The dashboard contains a central digital gauge directly in the driver’s line of sight, redundant pushbuttons on the steering wheel and eight climate control switches on the instrument panel.

The standard 8.0-inch display is thankfully no longer operated by a touch-pad on the console: it’s now a true touch-screen. There’s a newly available 12.3-inch infotainment display with voice recognition.

The six-speaker audio system can be upgraded to an eight-speaker setup. USB ports — two at the front and two for the second row — are available for all passengers to charge their devices.

The UX’s standard 8.0-inch display is thankfully no longer operated by a touch-pad on the console: it’s now a true touch-screen. There’s a newly available 12.3-inch infotainment display with voice recognition. PHOTO: LEXUS

With the cancellation of the 169-horsepower gasoline engine, the previously optional hybrid powertrain becomes the sole motivation for 2023. The system’s three electric motors include two that directly assist the 143-horsepower 2.0-litre four-cylinder engine, plus one to drive the rear wheels. The net output is 181 horsepower. A continually variable transmission is standard.

The UX 250h’s fuel consumption is rated at 5.7 l/100 km in the city, 6.2 on the highway and 6.0 combined.

The attendant battery pack located beneath the rear seat doesn’t negatively affect the vehicle’s already meager cargo capacity.

The all-wheel-drive system only functions up to about 80 km/h. Any faster and it’s front-wheel-drive all the way.

The UX 250h has a non-turbocharged 2.0-litre four-cylinder and three electric motors. PHOTO: LEXUS

The UX fires up quietly, launches smoothly and cabin noise is kept to a minimum. There’s sufficient thrust, but under aggressive acceleration the powertrain is slow to respond. According to Lexus, the UX can hit 60 mph (96 km/h) from rest in 8.4 seconds. That’s not swift, but it’s adequate.

Ride quality and steering precision are strong points as is the interior fit and finish.

At a starting price of $45,400 including the destination charge, the UX 250h arrives with plenty of standard equipment. The base model includes active-safety technologies such as emergency braking plus lane-departure warning and pedestrian detection. Backup alert and blind-spot warning are optional, as is a power moonroof and a hands-free power-opening hatchback. These features come with the Premium trim level, along with heated and ventilated front seats.

The optional F Sport Design comes with unique 18-inch five-spoke wheels with run-flat tires, LED fog lamps and color-keyed exterior trim. The F Sport Handling option includes sharper suspension tuning and sport-style front seats with added bolsters.

The UX 250h does have its limitations – and benefits – because of its compact dimensions and modest power. But its excellent fuel economy and fun-to-drive demeanour make it worth considering.
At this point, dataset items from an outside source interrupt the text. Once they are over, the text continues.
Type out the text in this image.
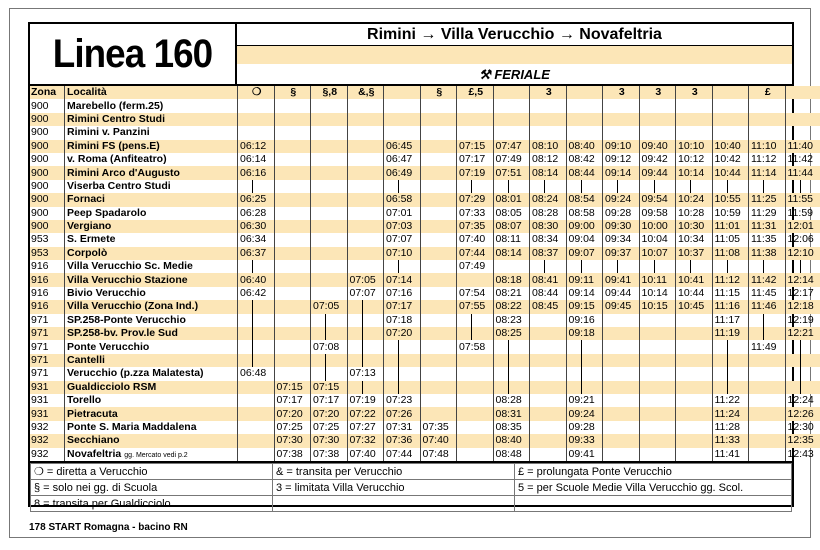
Linea 160	Rimini → Villa Verucchio → Novafeltria
⚒ FERIALE
Zona	Località	❍	§	§,8	&,§		§	£,5		3		3	3	3		£	
900	Marebello (ferm.25)																
900	Rimini Centro Studi																
900	Rimini v. Panzini																
900	Rimini FS (pens.E)	06:12				06:45		07:15	07:47	08:10	08:40	09:10	09:40	10:10	10:40	11:10	11:40
900	v. Roma (Anfiteatro)	06:14				06:47		07:17	07:49	08:12	08:42	09:12	09:42	10:12	10:42	11:12	11:42
900	Rimini Arco d'Augusto	06:16				06:49		07:19	07:51	08:14	08:44	09:14	09:44	10:14	10:44	11:14	11:44
900	Viserba Centro Studi	

900	Fornaci	06:25				06:58		07:29	08:01	08:24	08:54	09:24	09:54	10:24	10:55	11:25	11:55
900	Peep Spadarolo	06:28				07:01		07:33	08:05	08:28	08:58	09:28	09:58	10:28	10:59	11:29	11:59
900	Vergiano	06:30				07:03		07:35	08:07	08:30	09:00	09:30	10:00	10:30	11:01	11:31	12:01
953	S. Ermete	06:34				07:07		07:40	08:11	08:34	09:04	09:34	10:04	10:34	11:05	11:35	12:06
953	Corpolò	06:37				07:10		07:44	08:14	08:37	09:07	09:37	10:07	10:37	11:08	11:38	12:10
916	Villa Verucchio Sc. Medie							07:49		

916	Villa Verucchio Stazione	06:40			07:05	07:14			08:18	08:41	09:11	09:41	10:11	10:41	11:12	11:42	12:14
916	Bivio Verucchio	06:42			07:07	07:16		07:54	08:21	08:44	09:14	09:44	10:14	10:44	11:15	11:45	12:17
916	Villa Verucchio (Zona Ind.)			07:05		07:17		07:55	08:22	08:45	09:15	09:45	10:15	10:45	11:16	11:46	12:18
971	SP.258-Ponte Verucchio					07:18			08:23		09:16				11:17		12:19
971	SP.258-bv. Prov.le Sud					07:20			08:25		09:18				11:19		12:21
971	Ponte Verucchio			07:08				07:58								11:49	

971	Cantelli	

971	Verucchio (p.zza Malatesta)	06:48			07:13	

931	Gualdicciolo RSM		07:15	07:15	

931	Torello		07:17	07:17	07:19	07:23			08:28		09:21				11:22		12:24
931	Pietracuta		07:20	07:20	07:22	07:26			08:31		09:24				11:24		12:26
932	Ponte S. Maria Maddalena		07:25	07:25	07:27	07:31	07:35		08:35		09:28				11:28		12:30
932	Secchiano		07:30	07:30	07:32	07:36	07:40		08:40		09:33				11:33		12:35
932	Novafeltria gg. Mercato vedi p.2		07:38	07:38	07:40	07:44	07:48		08:48		09:41				11:41		12:43
❍ = diretta a Verucchio	& = transita per Verucchio	£ = prolungata Ponte Verucchio
§ = solo nei gg. di Scuola	3 = limitata Villa Verucchio	5 = per Scuole Medie Villa Verucchio gg. Scol.
8 = transita per Gualdicciolo		
178 START Romagna - bacino RN
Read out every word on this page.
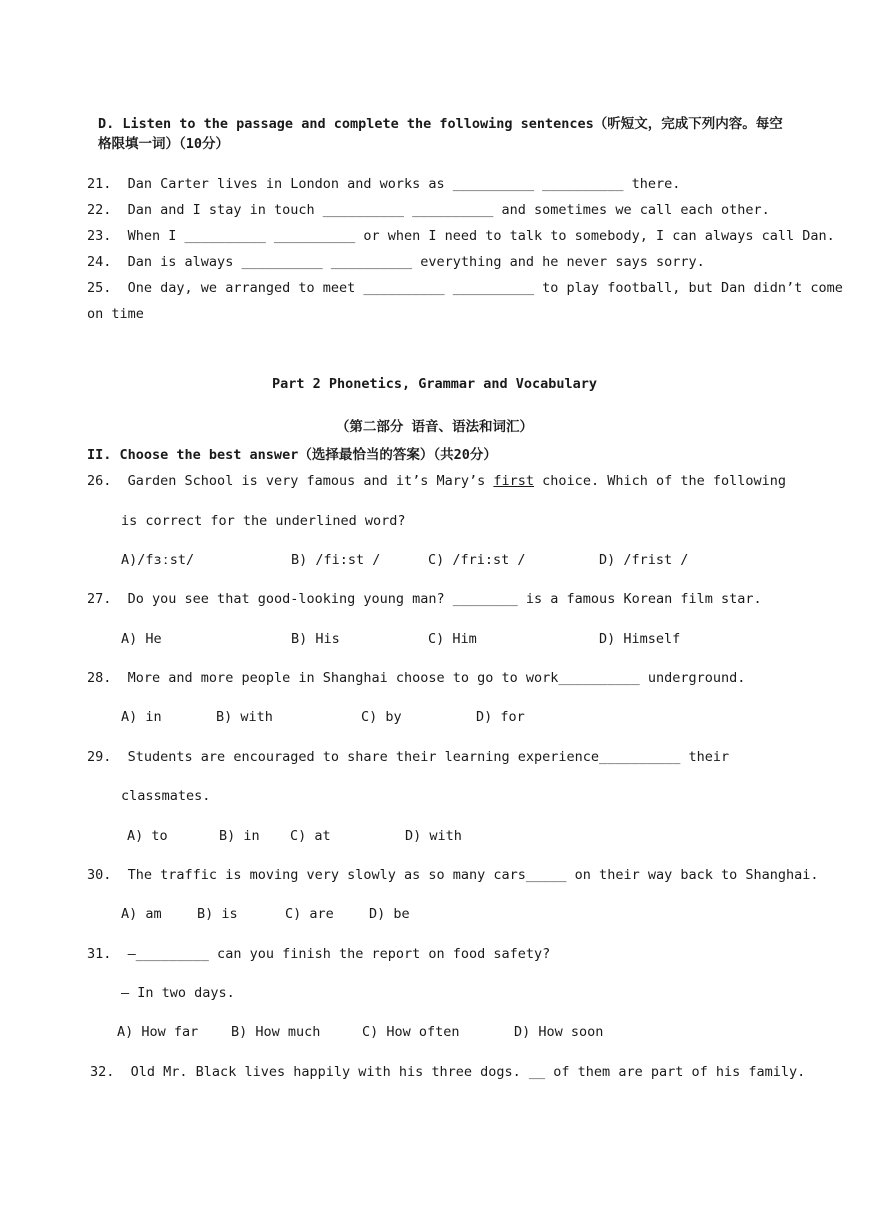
D. Listen to the passage and complete the following sentences（听短文，完成下列内容。每空
格限填一词）（10分）
21. Dan Carter lives in London and works as __________ __________ there.
22. Dan and I stay in touch __________ __________ and sometimes we call each other.
23. When I __________ __________ or when I need to talk to somebody, I can always call Dan.
24. Dan is always __________ __________ everything and he never says sorry.
25. One day, we arranged to meet __________ __________ to play football, but Dan didn’t come
on time
Part 2 Phonetics, Grammar and Vocabulary
（第二部分 语音、语法和词汇）
II. Choose the best answer（选择最恰当的答案）（共20分）
26. Garden School is very famous and it’s Mary’s first choice. Which of the following
is correct for the underlined word?
A)/fɜːst/	B) /fi:st /	C) /fri:st /	D) /frist /
27. Do you see that good-looking young man? ________ is a famous Korean film star.
A) He	B) His	C) Him	D) Himself
28. More and more people in Shanghai choose to go to work__________ underground.
A) in	B) with	C) by	D) for
29. Students are encouraged to share their learning experience__________ their
classmates.
A) to	B) in C) at	D) with
30. The traffic is moving very slowly as so many cars_____ on their way back to Shanghai.
A) am	B) is	C) are	D) be
31. —_________ can you finish the report on food safety?
— In two days.
A) How far B) How much	C) How often	D) How soon
32. Old Mr. Black lives happily with his three dogs. __ of them are part of his family.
The UX is 18 centimetres shorter than the NX, but the UX only gives up five centimetres between the front and rear wheels. PHOTO: LEXUS

What you should know: 2023 Lexus UX 250h

Type: All-wheel-drive compact utility vehicle

Engine (h.p.): 2.0-litre I-4 with three electric motors (181)

Transmission: Continuously variable (CVT)

Market position: The UX hybrid is the smallest and most affordable vehicle in Lexus’s lineup and competes against similarly sized and priced compact utilities from Audi, BMW, Cadillac and Mercedes-Benz.

Points: Edgy design is a Lexus hallmark. • Interior styling gives off a quality vibe. • Hybrid power system emphasizes fuel economy over performance. • Continuously variable transmission is smooth. • Limited cargo space compared with other premium compact utilities might dissuade some folks. • Should entice more youthful buyers into Lexus showrooms.

Active safety: Blind-spot warning with cross-traffic backup alert (opt.); active cruise control (std.); front and rear emergency braking (opt.); inattentive-driver alert (std.); lane-departure warning (std.); pedestrian/cyclist detection (std.)

5.7/6.2 Base price (incl. destination): $45,400


BMW X1 xDrive28i

  • Base price: $49,750
  • Redesigned 2023 model has a 241-h.p 2.0-litre turbo I-4. AWD is standard.

Audi Q3

  • Base price: $43,800
  • All-wheel-drive compact offers two turbo I-4s making 184 and 228 h.p.

Cadillac XT4

  • Base price: $41,100
  • Smallest of the brand’s utilities comes with a 235-h.p. turbo I-4. AWD is opt.